About a month ago, I noted here that none of the Sunday shows appeared to have any interest in discussing the deeply controversial thesis — suggested by Congressional scholars Thomas Mann and Norm Ornstein — that perhaps both parties are not equally to blame for what’s gone wrong in Washington.
Mann and Ornstein argued in a widely circulated Post opinion piece and a new book that the GOP — by allowing extremists to roam free and by wielding the filibuster to achieve government dysfunction as a political end in itself — were demonstrably more culpable for creating what is approaching a crisis of governance. For the Sunday shows, however, this topic was seen as either too hot to handle, or irrelevant entirely.
Now the wall of silence has been broken!
Not by Meet the Press, Face the Nation, or State of the Union, however. It was left to MSNBC’s Chris Hayes to have the two men on to debate their thesis with former RNC chair Michael Steele.
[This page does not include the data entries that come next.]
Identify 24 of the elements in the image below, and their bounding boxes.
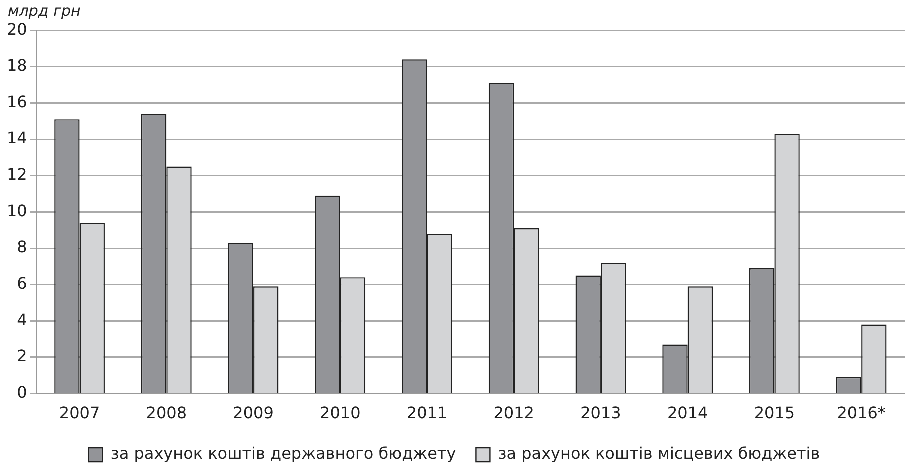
- y-tick-label: 20: [7, 20, 28, 39]
- x-tick-label: 2011: [406, 404, 448, 423]
- x-tick-label: 2010: [320, 404, 361, 423]
- x-tick-label: 2009: [233, 404, 274, 423]
- x-tick-label: 2007: [59, 404, 100, 423]
- y-tick-label: 6: [17, 274, 28, 293]
- y-tick-label: 14: [7, 128, 28, 148]
- legend-label: за рахунок коштів місцевих бюджетів: [498, 444, 820, 464]
- y-tick-label: 2: [17, 346, 28, 366]
- y-tick-label: 8: [17, 238, 28, 257]
- x-tick-label: 2013: [580, 404, 622, 423]
- x-tick-label: 2014: [667, 404, 708, 423]
- x-tick-label: 2015: [754, 404, 796, 423]
- y-tick-label: 18: [7, 56, 28, 76]
- x-tick-label: 2008: [146, 404, 188, 423]
- y-tick-label: 4: [17, 310, 28, 330]
- y-tick-label: 10: [7, 201, 28, 220]
- y-tick-label: 12: [7, 165, 28, 184]
- y-axis-title: млрд грн: [8, 2, 81, 20]
- legend-label: за рахунок коштів державного бюджету: [110, 444, 456, 464]
- x-tick-label: 2016*: [837, 404, 886, 423]
- y-tick-label: 16: [7, 92, 28, 112]
- y-tick-label: 0: [17, 382, 28, 402]
- x-tick-label: 2012: [494, 404, 534, 423]
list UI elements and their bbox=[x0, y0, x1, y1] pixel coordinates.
And it was pretty good TV, as political TV goes:
As the above clip suggests, this topic goes right to the heart of some of the most important questions about our current political moment. And it’s been more than a month since the Mann/Ornstein book was released. But there’s been still no discussion of the themes it raises on the Sunday shows.
What’s particularly curious about this is that there’s a media angle to this story, too — and most of the time, at least, media figures love talking about themselves and the media’s role in politics. In particular, Mann and Ornstein are alleging that the press’s addiction to fake even handedness has led them not to acknowledge, or at least grapple with, a fact that is absolutely central to understanding what’s happening with our politics right now. Yet none of the Sunday shows want to touch the topic.
“What continues to strike me is the radio silence on these shows about both these themes,” Ornstein said by phone moments ago. “The Republicans bear a lot of the onus for rank obstructionism. But there’s a false equivalence here, and the press crops has been AWOL in its duty to report the truth.”
”Judging by emails and phone calls and personal conversations we’ve had with major reporters, this has generated lots of discussion in the newsrooms, but the shows are making a concious decision to ignore it,” Ornstein continued.